This question is inspired by some comments in an earlier Stackoverflow article on the same topic and also motivated by some code I'm writing as well. Given the example contained therein, I'm somewhat convinced that this pattern is tail recursive. If this is the case, how do I mitigate the memory leak posed by accumulating futures whose underlying threads never join the ForkJoinPool from which they were spawned?
import com.ning.http.client.AsyncHttpClientConfig.Builder
import play.api.libs.iteratee.Iteratee
import play.api.libs.iteratee.Execution.Implicits.defaultExecutionContext
import play.api.libs.ws.ning.NingWSClient
import scala.util.{Success,Failure}
object Client {
val client = new NingWSClient(new Builder().build())
def print = Iteratee.foreach { chunk: Array[Byte] => println(new String(chunk)) }
def main(args: Array[String]) {
connect()
def connect(): Unit = {
val consumer = client.url("http://streaming.resource.com")

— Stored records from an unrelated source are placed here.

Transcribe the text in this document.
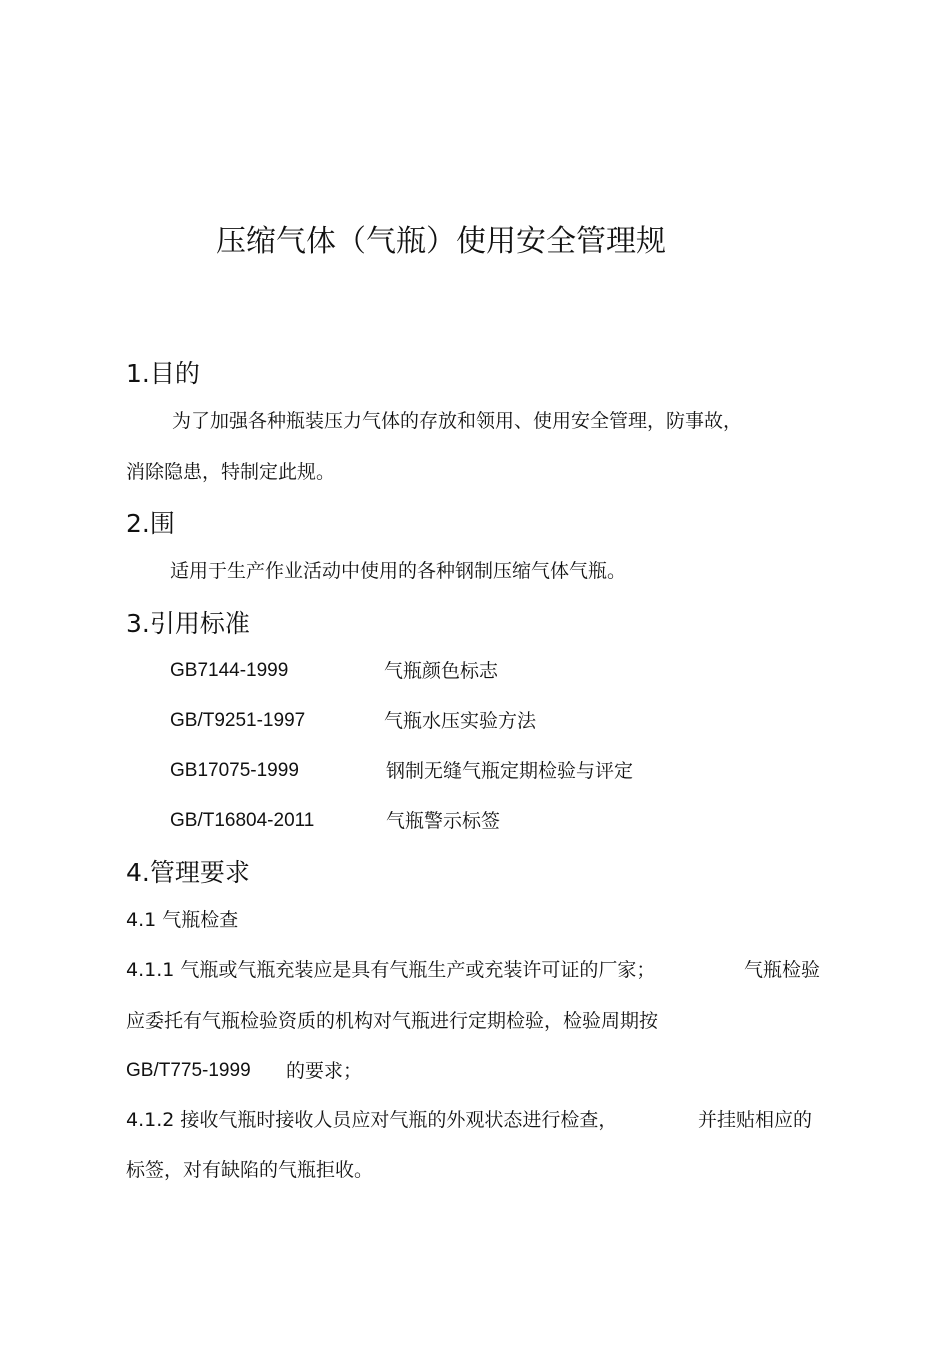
压缩气体（气瓶）使用安全管理规
1.目的
为了加强各种瓶装压力气体的存放和领用、使用安全管理，防事故，
消除隐患，特制定此规。
2.围
适用于生产作业活动中使用的各种钢制压缩气体气瓶。
3.引用标准
GB7144-1999	气瓶颜色标志
GB/T9251-1997	气瓶水压实验方法
GB17075-1999	钢制无缝气瓶定期检验与评定
GB/T16804-2011	气瓶警示标签
4.管理要求
4.1 气瓶检查
4.1.1 气瓶或气瓶充装应是具有气瓶生产或充装许可证的厂家；	气瓶检验
应委托有气瓶检验资质的机构对气瓶进行定期检验，检验周期按
GB/T775-1999 的要求；
4.1.2 接收气瓶时接收人员应对气瓶的外观状态进行检查，	并挂贴相应的
标签，对有缺陷的气瓶拒收。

consumer.get(_ => print).onComplete {
case Success(s) => println("Success")
case Failure(f) => println("Recursive retry"); connect()
}
}
}
}
In the example I've shared, the get[A](...)
method returns a Future[Iteratee[Array[Byte],A]]
. The author of the above article I've included remarks that "scala.concurrent Futures don't get merged" once they return but that Twitter's futures some how manage this. I'm using the PlayFramework implementation, however, which uses futures provided by the standard Scala 2.1X library.
Do any of you have evidence that support or dismiss these claims? Does my code pose a memory leak?